Era una scena fresca, estiva, signorile, che doveva inspirare un senso d'ineffabile benessere, dopo una corsa sotto il sollione d'agosto.
Ma Giovanni non ne parve affatto contento; fece un passo indietro come se volesse fuggire, ed una vampa di rossore gli salì al volto, mentre stringeva convulsamente il suo cappello a tricorno da oblato.
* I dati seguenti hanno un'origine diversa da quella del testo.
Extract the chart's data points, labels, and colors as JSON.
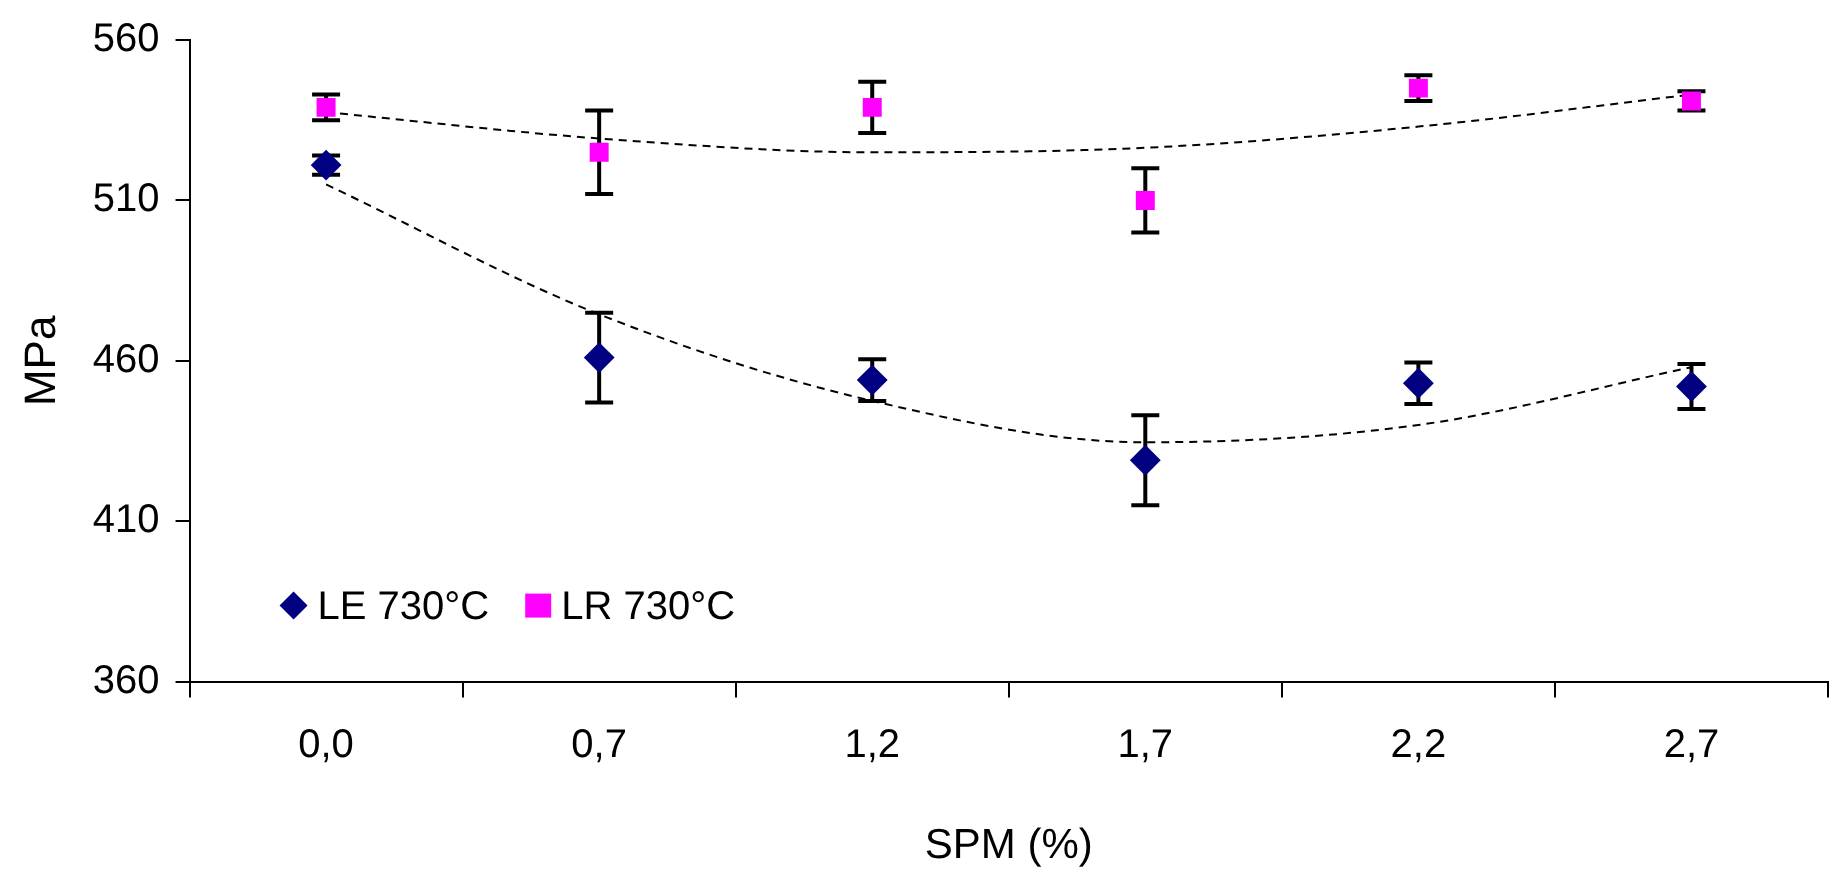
{
  "chart_data": {
    "type": "scatter",
    "xlabel": "SPM (%)",
    "ylabel": "MPa",
    "categories": [
      "0,0",
      "0,7",
      "1,2",
      "1,7",
      "2,2",
      "2,7"
    ],
    "ylim": [
      360,
      560
    ],
    "yticks": [
      360,
      410,
      460,
      510,
      560
    ],
    "grid": false,
    "legend": "bottom left",
    "series": [
      {
        "name": "LE 730°C",
        "color": "#000080",
        "marker": "diamond",
        "values": [
          521,
          461,
          454,
          429,
          453,
          452
        ],
        "errors": [
          3,
          14,
          6.5,
          14,
          6.5,
          7
        ]
      },
      {
        "name": "LR 730°C",
        "color": "#ff00ff",
        "marker": "square",
        "values": [
          539,
          525,
          539,
          510,
          545,
          541
        ],
        "errors": [
          4,
          13,
          8,
          10,
          4,
          3
        ]
      },
      {
        "type": "line",
        "color": "#000000",
        "marker": "none",
        "line_style": "dashed",
        "values": [
          515,
          474.5,
          447.5,
          434.6,
          440,
          458
        ]
      },
      {
        "type": "line",
        "color": "#000000",
        "marker": "none",
        "line_style": "dashed",
        "values": [
          537.5,
          529.3,
          525,
          526.4,
          533,
          543
        ]
      }
    ]
  }
}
All'angolo della tavola, ritta e sorridente, aveva veduta Rachele, la compagna dei suoi giochi infantili, ch'egli aveva dominata altre volte colla sua forza e colla sua audacia, e che ora dominava lui colla superiorità del lusso e della bellezza.
Non aveva che la divisa del collegio di percalle chiaro, con un largo goletto increspato ed un fiore di verbena scarlatto nei capelli. Ma erano colori freschi, e la sua figura stessa dava alla toeletta un'apparenza di lusso. Aveva quella bianchezza abbagliante, quel colorito roseo vivace, che nella prima gioventù bastano da soli a costituire, o almeno a dare l'illusione della bellezza. Aveva i capelli d'un bel biondo d'oro, gli occhi azzurri, le labbra vermiglie; era una di quelle figure chiare ed appariscenti che fanno impressione a prima vista, ed al cui confronto le brune anche più belle rimangono eclissate.
«Mia figlia» disse con orgoglio il signor Pedrotti. Ed il Dottorino dopo aver esclamato che era un angelo, canticchiò galantemente: «Sei tu dal ciel discesa, o in ciel son io con te?» ed il signor Pedrotti posò il giornale per ridere più liberamente. Ma mentre dondolando il capo e premendosi le mani sul cuore il Dottorino ripeteva: «Son io, son io, o in ciel son io, son io con te» gli cadde sott'occhio il suo indegno figliolo, che, tutto rosso in viso e ridicolo nella sua grottesca vestitura da prete, si rannicchiava contro lo stipite della porta, come se volesse insinuarsici e sparire fra l'uscio ed il muro.